Riverhead Town Hall generator plan could slash utility costs
A 250-kilowatt generator at Riverhead Town Hall could cut monthly utility bills from $18,019.15 to $4,237.74 and keep key offices running in outages.

Riverhead Town Hall could stay open during the next outage if the town moves ahead with a natural-gas-powered generator pitched at a June 4 work session at Town Hall on 4 West Second Street. The proposal would put a 250-kilowatt Mainspring linear generator on the campus and could help keep permits, records and other town services available when storms knock out power.
The pitch went beyond backup electricity. The presentation projected that combined average monthly utility spending for Town Hall and the adjacent M&T Bank building, which the town owns and leases, would drop from about $18,019.15 to about $4,237.74. It also said the single unit would generate 882,570 kilowatt-hours a year and could potentially supply nearby town-controlled accounts, including the town-owned ice rink at Veterans Memorial Park.

Council Member Ken Rothwell said he had been working with Walt Jordan of dGEN Energy Partners for several months and framed the project as part of the town’s effort to reduce operating costs and pass savings on to taxpayers. Jordan said the unit could run continuously, unlike a standby-only generator that sits idle until an emergency. That distinction matters for Riverhead, where a generator would not just be about keeping the lights on for a few hours, but about hardening local government operations before the next severe weather event.

The technology itself comes with its own set of questions. Mainspring says its linear generator is fuel-flexible, fully dispatchable, uses no water and produces near-zero NOx. The company says the system directly converts motion into electricity using two moving parts, and that it can run on natural gas, renewable natural gas, biogas, propane and hydrogen.

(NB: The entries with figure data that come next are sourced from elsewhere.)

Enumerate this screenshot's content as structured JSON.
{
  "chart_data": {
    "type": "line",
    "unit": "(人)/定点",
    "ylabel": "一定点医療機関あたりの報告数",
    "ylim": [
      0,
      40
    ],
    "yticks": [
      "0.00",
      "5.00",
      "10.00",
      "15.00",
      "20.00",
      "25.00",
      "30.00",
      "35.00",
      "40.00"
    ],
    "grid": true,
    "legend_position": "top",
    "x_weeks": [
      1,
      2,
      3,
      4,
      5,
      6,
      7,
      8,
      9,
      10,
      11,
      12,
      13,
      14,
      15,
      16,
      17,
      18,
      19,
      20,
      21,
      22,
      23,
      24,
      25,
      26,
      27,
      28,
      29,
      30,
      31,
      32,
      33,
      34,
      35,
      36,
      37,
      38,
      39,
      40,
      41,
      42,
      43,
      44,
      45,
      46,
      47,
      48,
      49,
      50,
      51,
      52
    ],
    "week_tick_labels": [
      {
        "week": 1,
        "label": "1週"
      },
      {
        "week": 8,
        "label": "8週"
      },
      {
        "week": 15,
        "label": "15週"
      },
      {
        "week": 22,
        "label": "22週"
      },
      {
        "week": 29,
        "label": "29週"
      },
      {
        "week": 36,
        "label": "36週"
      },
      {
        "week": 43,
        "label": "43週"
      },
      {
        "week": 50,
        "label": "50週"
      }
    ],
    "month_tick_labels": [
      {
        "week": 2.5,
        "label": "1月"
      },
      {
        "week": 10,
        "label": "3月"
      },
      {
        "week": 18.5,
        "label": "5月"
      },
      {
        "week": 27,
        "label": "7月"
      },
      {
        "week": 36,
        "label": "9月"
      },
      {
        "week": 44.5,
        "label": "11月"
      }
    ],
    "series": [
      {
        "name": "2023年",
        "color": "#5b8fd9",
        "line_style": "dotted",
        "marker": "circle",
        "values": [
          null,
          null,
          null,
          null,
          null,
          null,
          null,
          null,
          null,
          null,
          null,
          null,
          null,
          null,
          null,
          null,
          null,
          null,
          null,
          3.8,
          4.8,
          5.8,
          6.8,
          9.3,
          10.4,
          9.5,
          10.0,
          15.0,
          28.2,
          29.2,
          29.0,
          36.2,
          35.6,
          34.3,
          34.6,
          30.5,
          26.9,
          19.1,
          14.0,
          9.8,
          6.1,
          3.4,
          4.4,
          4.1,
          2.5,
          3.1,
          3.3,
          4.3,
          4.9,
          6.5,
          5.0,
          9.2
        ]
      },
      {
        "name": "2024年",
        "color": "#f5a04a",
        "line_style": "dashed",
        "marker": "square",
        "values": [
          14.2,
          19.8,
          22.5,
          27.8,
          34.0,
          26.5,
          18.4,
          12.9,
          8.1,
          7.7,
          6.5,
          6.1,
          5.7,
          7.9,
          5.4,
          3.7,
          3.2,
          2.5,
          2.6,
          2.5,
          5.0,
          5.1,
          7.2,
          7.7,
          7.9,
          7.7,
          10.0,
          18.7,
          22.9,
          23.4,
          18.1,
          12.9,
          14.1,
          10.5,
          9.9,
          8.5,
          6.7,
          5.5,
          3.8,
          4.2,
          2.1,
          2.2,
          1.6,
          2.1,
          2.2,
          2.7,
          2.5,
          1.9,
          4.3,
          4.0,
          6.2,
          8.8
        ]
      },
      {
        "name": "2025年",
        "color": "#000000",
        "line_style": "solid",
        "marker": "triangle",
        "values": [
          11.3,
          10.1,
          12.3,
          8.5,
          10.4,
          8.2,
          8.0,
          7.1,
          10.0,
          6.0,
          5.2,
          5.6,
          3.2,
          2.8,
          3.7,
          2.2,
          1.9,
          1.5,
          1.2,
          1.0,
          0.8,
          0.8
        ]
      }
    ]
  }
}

That makes the proposal part resilience project, part energy policy experiment and part emissions test for a town trying to weigh cleaner onsite power against the realities of cost and reliability.

The town’s procurement director said the idea should go through a competitive process before Riverhead makes any commitment. That warning underscored that the issue is not only whether the generator can perform, but whether the town should buy it and under what rules. Riverhead’s own records show a sealed-bid notice for generator maintenance was opened on March 5, 2026, a reminder that any new power plan will also bring upkeep, contracting and long-term operating costs that officials will have to defend before taxpayers.